A simple — and drastic — plan for Baltimore's Harborplace.

With Harborplace in receivership, there is much wringing of hands and furrowing of brows as to what should be done for this jewel of the Inner Harbor. There is a solution for what. It’s a simple one. And a drastic one.

Instead of finding new owners, new management, new ideas, just tear it down.


That might seem like apostasy as these two buildings have always had an almost sacred place in the story of Baltimore’s downtown renaissance, deservedly so. But now they have down their job, and it’s time to move on.

Some history is in order. Though their presence and importance now seem like a no-brainers, Harborplace was actually a controversial proposal. The beginnings of the Inner Harbor re-development had removed various dilapidated structures and turned the area into a pleasant urban park. The Maryland Science Center was there and the USS Constellation, but mainly it was open space.


Many wanted it to stay that way — so many that they signed petitions and put the question of building Harborplace onto a ballot as a referendum. My knee-jerk stance was always pro-park, and I debated with friends which way to vote. I could see both sides, but eventually decided that downtowns were essentially for commerce and voted in favor.

There was another aspect of Baltimore you might not remember from pre-Harborplace days: After about 5:30 p.m., the downtown was deserted. Once the workday was over, tumbleweed could easily have blown down Light Street.

There are still times that I find myself caught in traffic at 10 p.m. on Pratt Street and shake my head in amazement at the transformation, remembering those deserted days, how they contrast with the bustling busy-ness of Baltimore’s central business district today.

There are many reasons this happened — from dollar houses to Fells Point bars — but there is no doubt that Harborplace was both a cornerstone and a catalyst. I loved it. I ate many meals there. I shopped there. I hung out there. It was great. I was glad I voted for it.

But now it is a victim of its own success. The people who come to downtown Baltimore have many options at any time of the day or night — from the National Aquarium and Power Plant Live area to the Visionary Arts Museum to a wide variety of restaurants and other entertainment.
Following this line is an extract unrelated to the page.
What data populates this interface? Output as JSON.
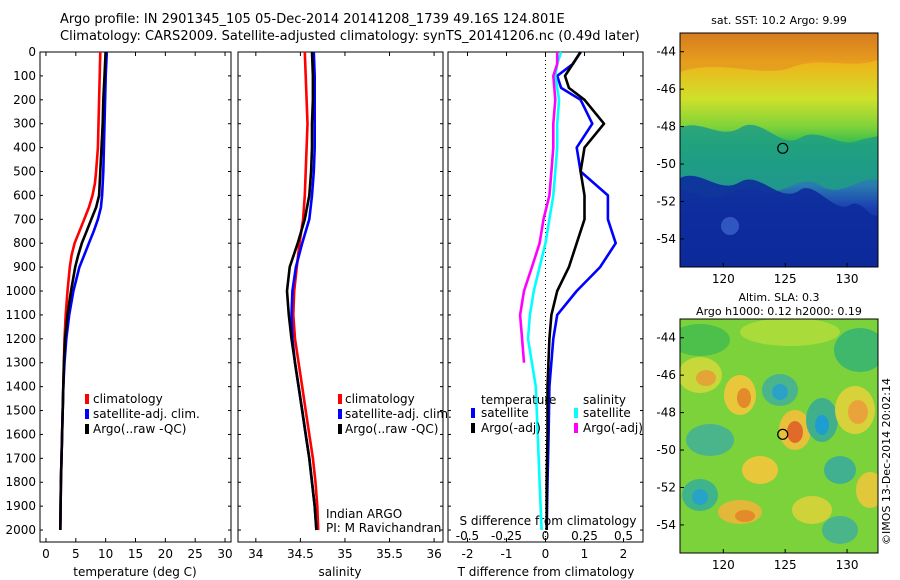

Indeed, the central commercial area has made an unexpected move to the east as that part of the Inner Harbor is now the happening place, both as a destination and as a gateway to Little Italy, Fells Point and Canton, which have all benefited from the four decades of downtown revival.

Harborplace did exactly what it was supposed to do. It brought people downtown. We don’t need it to do that anymore. Add to this the fact that almost all retail is in crisis due to online shopping and you have what is essentially an outmoded business model.

What should happen? Let’s go back to the thinking behind that pre-Harborplace referendum. There was a good case made then for a beautiful urban park surrounding the Inner Harbor. You can make an even better case for it now. Baltimore’s downtown didn’t have any hustle and bustle before Harborplace; now it has plenty of it. What is needed is a place to escape that. And tearing down Harborplace would provide it.


That’s not to say that commerce should be banned. It would still be the place for harbor cruises to depart and for tourists to get oriented. The USS Constellation would still be there as would the Maryland Science Center. I could see some simple seasonal outdoor food service as is found in many parks, perhaps pop-up shops.

It would be good to look at Harborplace as we do our athletic heroes. When people like Brooks Robinson and Ray Lewis came to the end of their time in uniform and left the Orioles and Ravens, no one said they were failures. No, their great careers were celebrated, their accomplishments highlighted and appreciated.

So it should be with Harborplace. It had a great run, almost 40 years. And it did what it was supposed to do. Indeed it did that better than almost anyone who remembers that deserted downtown imagined it could. Its demolition should be a big thank-you party as we turn the page and start a new chapter for Baltimore.